Kilty's route to being world champion has been a troubled one. For a time, he was removed from Lottery funding and was no longer able to afford his previous coach Linford Christie so had to be helped by his father Kevin, who persuaded him not to quit athletics. There was also a bizarre incident in which he was accused over an alleged baseball bat attack. He was cleared of any wrongdoing but he blamed the bad publicity for him losing his sponsors.
It proved a disappointing race for Dwain Chambers, ending his hopes of a fourth successive medal at the World Indoors. "I'm disappointed but Kilty did a very good job," said the 35-year-old. "He held his nerve and kept it together and ran a very quick time. I didn't see it coming, and it wasn't my day."

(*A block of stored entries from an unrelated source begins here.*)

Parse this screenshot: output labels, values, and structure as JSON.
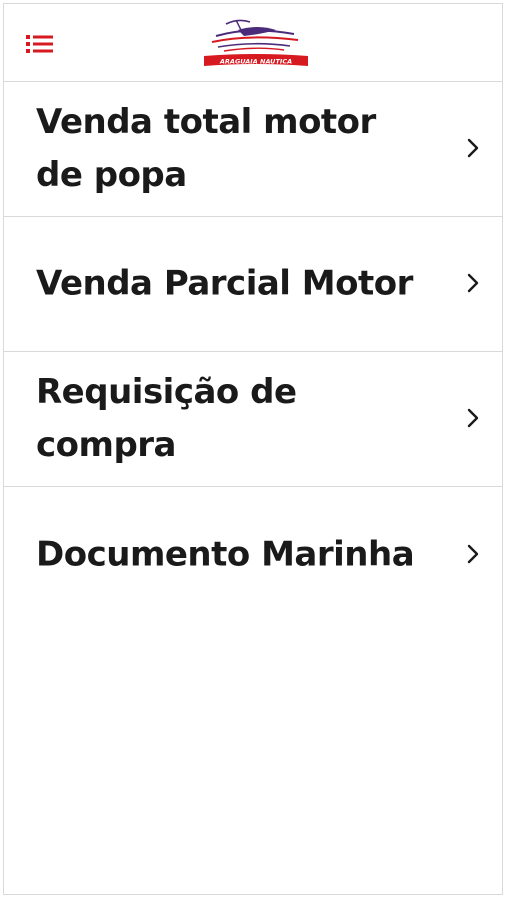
{
  "header": {
    "menu_icon": "hamburger-list-icon",
    "logo_text": "ARAGUAIA NAUTICA",
    "logo_color": "#d71920",
    "logo_accent": "#4b2c7a"
  },
  "menu": {
    "items": [
      {
        "label": "Venda total motor de popa",
        "icon": "chevron-right-icon"
      },
      {
        "label": "Venda Parcial Motor",
        "icon": "chevron-right-icon"
      },
      {
        "label": "Requisição de compra",
        "icon": "chevron-right-icon"
      },
      {
        "label": "Documento Marinha",
        "icon": "chevron-right-icon"
      }
    ]
  },
  "colors": {
    "accent": "#d71920",
    "text": "#1a1a1a",
    "divider": "#d9d9d9"
  }
}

Porter's bronze medal was all the more remarkable considering the poor start she endured. But the 26-year-old kept her composure to close up on the leaders, edging third behind Nia Ali, who was a surprise winner over world and Olympic champion Sally Pearson.
"It's really bittersweet," said Porter. "I'm thrilled to have brought a medal home for Team GB but I know I gave up a lot in that start and it's very disappointing not to execute your best race. My best race would have been better."
Hopes were high of a third medal on the night with pole vault world record-holder Renaud Lavillenie missing from the championships, but Luke Cutts was struggling from the start of his warm-up.
The 26-year-old, who used to work 10-hour shifts overnight stocking delivery lorries, had twice jumped higher than the winning height of 5.80m this season. But he took three attempts to clear his opening height of 5.40m, two at 5.55 and another three at 5.65, continually changing his poles throughout.
"It's my first major championships back in the GB team in seven years," he said. "It's just a lack of experience in major championships."